Sonny Bill Williams will run on for the Roosters on March 7.
Sonny Bill Williams will run on for the Roosters on March 7. Getty Images

Is Sonny Bill Williams taking us all for ride?

FOR a few weeks during the season I started to think - and actually believe - that Sonny Bill Williams didn't believe he was bigger than the game. But like many, I was hoodwinked, as we saw on Tuesday of this week.

While some may consider it a misunderstanding or an unfortunate predicament, the New Zealand World Cup team selection stuff-up was farcical.

That SBW decided, after the Kiwi team had been announced, that he now wanted to play, is yet another case in point supporting the widely-held belief he and his management team are taking us all for a ride.

And that he was then selected - on the pretext that their chances of winning were almost undeniable with him in the side - is an insult to every other squad member.

And what about Tohu Harris, the poor bugger kicked out of the original team to make way for Williams? He has every reason to feel like fish and chip paper.

I understand the quandary facing coach Steve Kearney and his fellow Kiwi selectors. They were under the impression SBW was not available, and that's why he wasn't originally picked.

They could have stood on their dig and said 'too late bro, the team has been announced'. Had they done that, imagine how the decision would have gone down with Kiwi fans, and all those who are keen to see him stay in rugby league.

But where to now for SBW? Is he going to string everyone along - as he did last year - until after the World Cup, after Christmas, or after his next boxing bout before he announces his intentions for the 2014 season?

He is an outstanding talent, and his contribution to the Roosters premiership was such they might not have won it without him. But this is dead-set a case of the tail wagging the dog.

If he leaves the NRL - again - it will be a shame, and a blow for the game.
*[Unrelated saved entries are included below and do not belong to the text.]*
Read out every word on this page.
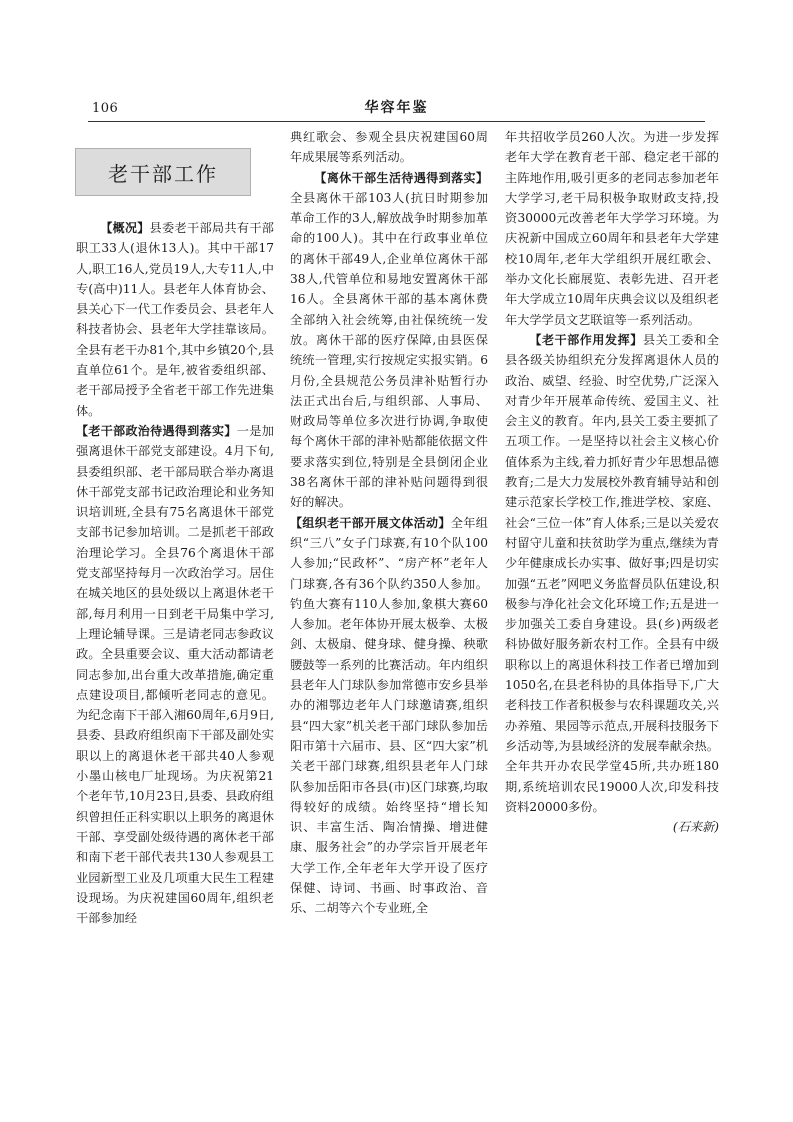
106	华容年鉴
老干部工作

【概况】县委老干部局共有干部职工33人(退休13人)。其中干部17人,职工16人,党员19人,大专11人,中专(高中)11人。县老年人体育协会、县关心下一代工作委员会、县老年人科技者协会、县老年大学挂靠该局。全县有老干办81个,其中乡镇20个,县直单位61个。是年,被省委组织部、老干部局授予全省老干部工作先进集体。

【老干部政治待遇得到落实】一是加强离退休干部党支部建设。4月下旬,县委组织部、老干部局联合举办离退休干部党支部书记政治理论和业务知识培训班,全县有75名离退休干部党支部书记参加培训。二是抓老干部政治理论学习。全县76个离退休干部党支部坚持每月一次政治学习。居住在城关地区的县处级以上离退休老干部,每月利用一日到老干局集中学习,上理论辅导课。三是请老同志参政议政。全县重要会议、重大活动都请老同志参加,出台重大改革措施,确定重点建设项目,都倾听老同志的意见。为纪念南下干部入湘60周年,6月9日,县委、县政府组织南下干部及副处实职以上的离退休老干部共40人参观小墨山核电厂址现场。为庆祝第21个老年节,10月23日,县委、县政府组织曾担任正科实职以上职务的离退休干部、享受副处级待遇的离休老干部和南下老干部代表共130人参观县工业园新型工业及几项重大民生工程建设现场。为庆祝建国60周年,组织老干部参加经

典红歌会、参观全县庆祝建国60周年成果展等系列活动。

【离休干部生活待遇得到落实】全县离休干部103人(抗日时期参加革命工作的3人,解放战争时期参加革命的100人)。其中在行政事业单位的离休干部49人,企业单位离休干部38人,代管单位和易地安置离休干部16人。全县离休干部的基本离休费全部纳入社会统筹,由社保统统一发放。离休干部的医疗保障,由县医保统统一管理,实行按规定实报实销。6月份,全县规范公务员津补贴暂行办法正式出台后,与组织部、人事局、财政局等单位多次进行协调,争取使每个离休干部的津补贴都能依据文件要求落实到位,特别是全县倒闭企业38名离休干部的津补贴问题得到很好的解决。

【组织老干部开展文体活动】全年组织“三八”女子门球赛,有10个队100人参加;“民政杯”、“房产杯”老年人门球赛,各有36个队约350人参加。钓鱼大赛有110人参加,象棋大赛60人参加。老年体协开展太极拳、太极剑、太极扇、健身球、健身操、秧歌腰鼓等一系列的比赛活动。年内组织县老年人门球队参加常德市安乡县举办的湘鄂边老年人门球邀请赛,组织县“四大家”机关老干部门球队参加岳阳市第十六届市、县、区“四大家”机关老干部门球赛,组织县老年人门球队参加岳阳市各县(市)区门球赛,均取得较好的成绩。始终坚持“增长知识、丰富生活、陶冶情操、增进健康、服务社会”的办学宗旨开展老年大学工作,全年老年大学开设了医疗保健、诗词、书画、时事政治、音乐、二胡等六个专业班,全

年共招收学员260人次。为进一步发挥老年大学在教育老干部、稳定老干部的主阵地作用,吸引更多的老同志参加老年大学学习,老干局积极争取财政支持,投资30000元改善老年大学学习环境。为庆祝新中国成立60周年和县老年大学建校10周年,老年大学组织开展红歌会、举办文化长廊展览、表彰先进、召开老年大学成立10周年庆典会议以及组织老年大学学员文艺联谊等一系列活动。

【老干部作用发挥】县关工委和全县各级关协组织充分发挥离退休人员的政治、威望、经验、时空优势,广泛深入对青少年开展革命传统、爱国主义、社会主义的教育。年内,县关工委主要抓了五项工作。一是坚持以社会主义核心价值体系为主线,着力抓好青少年思想品德教育;二是大力发展校外教育辅导站和创建示范家长学校工作,推进学校、家庭、社会“三位一体”育人体系;三是以关爱农村留守儿童和扶贫助学为重点,继续为青少年健康成长办实事、做好事;四是切实加强“五老”网吧义务监督员队伍建设,积极参与净化社会文化环境工作;五是进一步加强关工委自身建设。县(乡)两级老科协做好服务新农村工作。全县有中级职称以上的离退休科技工作者已增加到1050名,在县老科协的具体指导下,广大老科技工作者积极参与农科课题攻关,兴办养殖、果园等示范点,开展科技服务下乡活动等,为县域经济的发展奉献余热。全年共开办农民学堂45所,共办班180期,系统培训农民19000人次,印发科技资料20000多份。

(石来新)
But almost 500 young men played in the NRL this past season and it simply can't be one rule for SBW and one for the other 499.

Second choice needed

DALY Cherry-Evans was arguably the stand-out in Sunday's grand final, but even so he probably should not have been awarded the Clive Churchill Medal as best on ground.

What is not in dispute, however, is that he did not deserve to be booed by the Roosters supporters in the crowd.
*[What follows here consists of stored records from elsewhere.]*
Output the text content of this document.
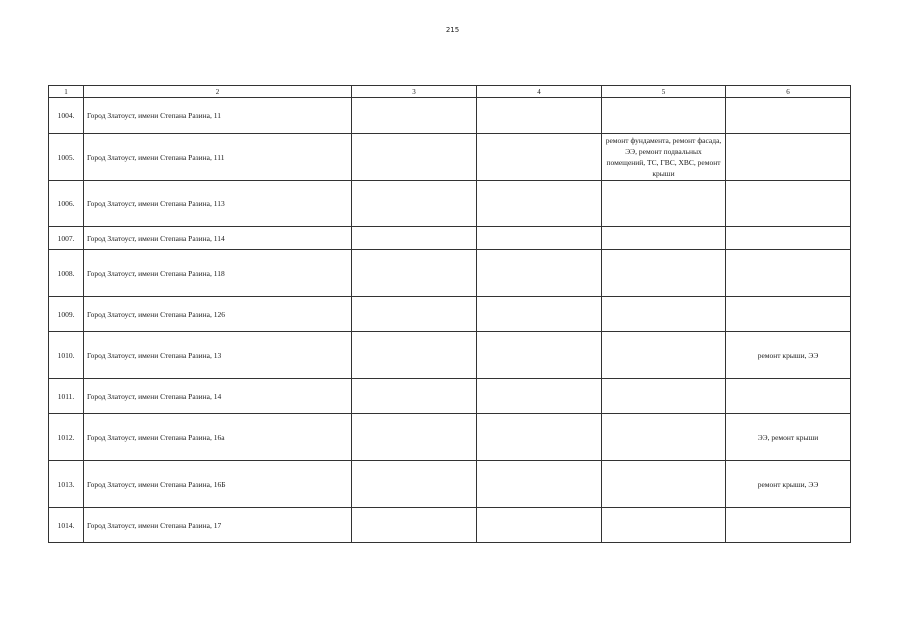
215
1	2	3	4	5	6
1004.	Город Златоуст, имени Степана Разина, 11				
1005.	Город Златоуст, имени Степана Разина, 111			ремонт фундамента, ремонт фасада, ЭЭ, ремонт подвальных помещений, ТС, ГВС, ХВС, ремонт крыши	
1006.	Город Златоуст, имени Степана Разина, 113				
1007.	Город Златоуст, имени Степана Разина, 114				
1008.	Город Златоуст, имени Степана Разина, 118				
1009.	Город Златоуст, имени Степана Разина, 126				
1010.	Город Златоуст, имени Степана Разина, 13				ремонт крыши, ЭЭ
1011.	Город Златоуст, имени Степана Разина, 14				
1012.	Город Златоуст, имени Степана Разина, 16а				ЭЭ, ремонт крыши
1013.	Город Златоуст, имени Степана Разина, 16Б				ремонт крыши, ЭЭ
1014.	Город Златоуст, имени Степана Разина, 17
On a magical day in which almost everything went to script, the episode was uncomfortable for all concerned. And the awkward moment was totally unnecessary.
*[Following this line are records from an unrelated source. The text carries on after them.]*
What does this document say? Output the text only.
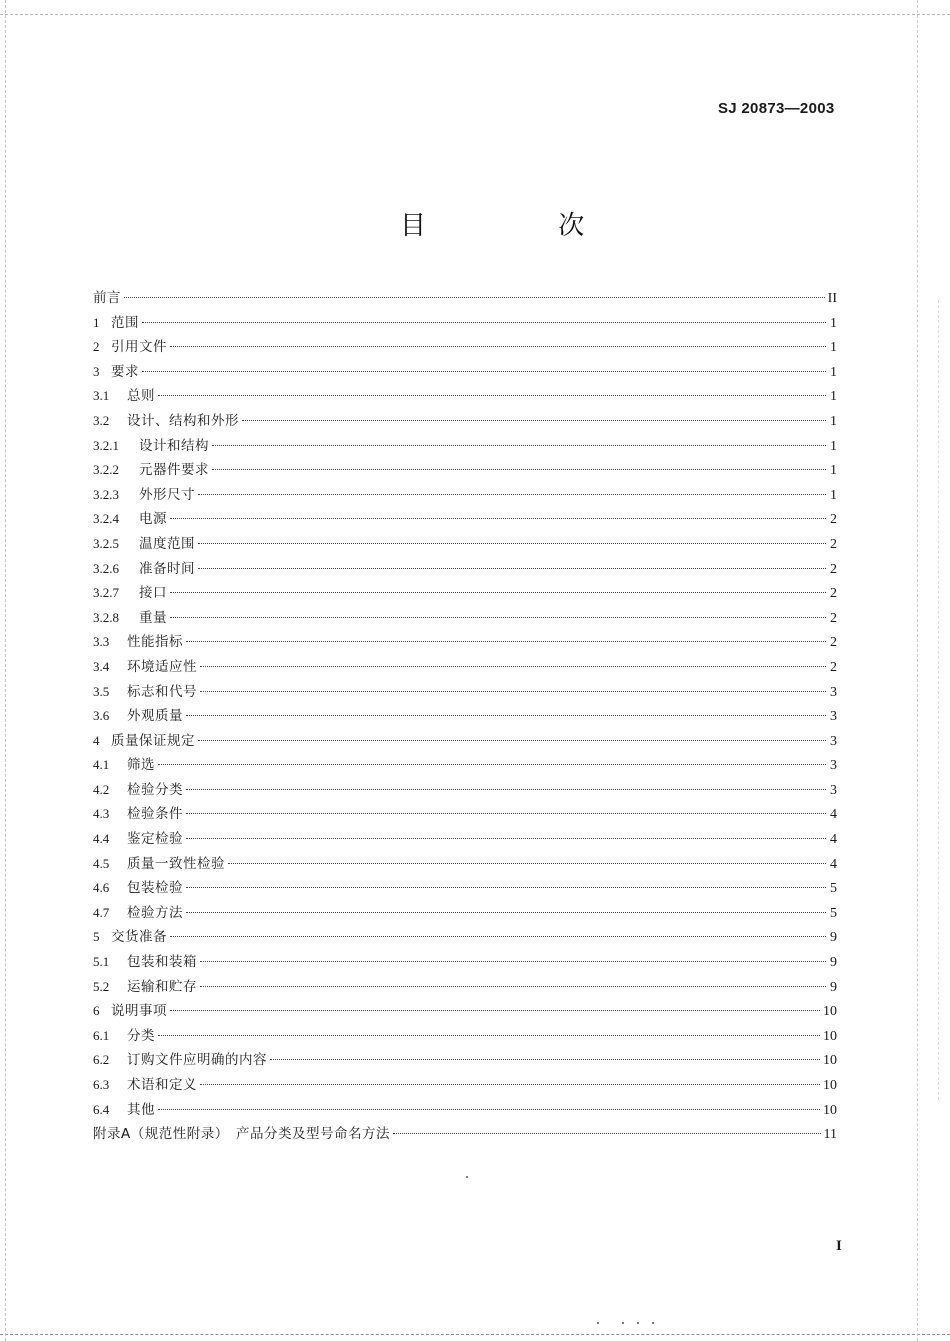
SJ 20873—2003
目 次
前言	II
1 范围	1
2 引用文件	1
3 要求	1
3.1	总则	1
3.2	设计、结构和外形	1
3.2.1	设计和结构	1
3.2.2	元器件要求	1
3.2.3	外形尺寸	1
3.2.4	电源	2
3.2.5	温度范围	2
3.2.6	准备时间	2
3.2.7	接口	2
3.2.8	重量	2
3.3	性能指标	2
3.4	环境适应性	2
3.5	标志和代号	3
3.6	外观质量	3
4 质量保证规定	3
4.1	筛选	3
4.2	检验分类	3
4.3	检验条件	4
4.4	鉴定检验	4
4.5	质量一致性检验	4
4.6	包装检验	5
4.7	检验方法	5
5 交货准备	9
5.1	包装和装箱	9
5.2	运输和贮存	9
6 说明事项	10
6.1	分类	10
6.2	订购文件应明确的内容	10
6.3	术语和定义	10
6.4	其他	10
附录A（规范性附录）　产品分类及型号命名方法	11
I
Clearly, from a logistical viewpoint, the judges of the award - Australian selectors Des Morris, Bob McCarthy, Allan Smith and Bob Fulton - had to make their decision well before fulltime - 10 minutes I'm told. And when that call was made, with the Roosters ahead 20-18, the result was very much in the balance.

But let's face it, unless the circumstances are exceptional, the prestigious gong of MVP on grand final day should go to a player on the winning team. It's commonsense really, and avoids the unwarranted humiliation that Cherry-Evans had to suffer.

And the solution is simple. The judges should be asked to select two potential recipients - one from each team - with the medal going to the player from the winning side.

Foot in mouth

JUDGING by comments this week from a couple of notables in the game the silly season is off to an early start.

Legendary stirrer and three-time Parramatta premiership player, Ray Price, garnered a headline when he claimed that if he and Brett Kenny were appointed joint coaches for next season a top-eight finish was a certainty for the embarrassing Eels.

Price conceded that winning the lottery was a better chance than them being appointed, but said if he and Kenny could not bring the Eels back as an NRL force, no-one could.

He's right on one front, and wrong on the other. He is no chance of being appointed coach, but not even he and Kenny can improve Parramatta by eight spots next year.

And Justin Hodges has obviously been inhaling too much of the Dencorub fumes in the gymnasium where he has started his rehab. He has offered to solve the attacking problems of the Broncos next year by playing five-eighth.

Terrific player that he is, Hodgo is not renowned for passing the ball. Him wearing No.6 will not happen.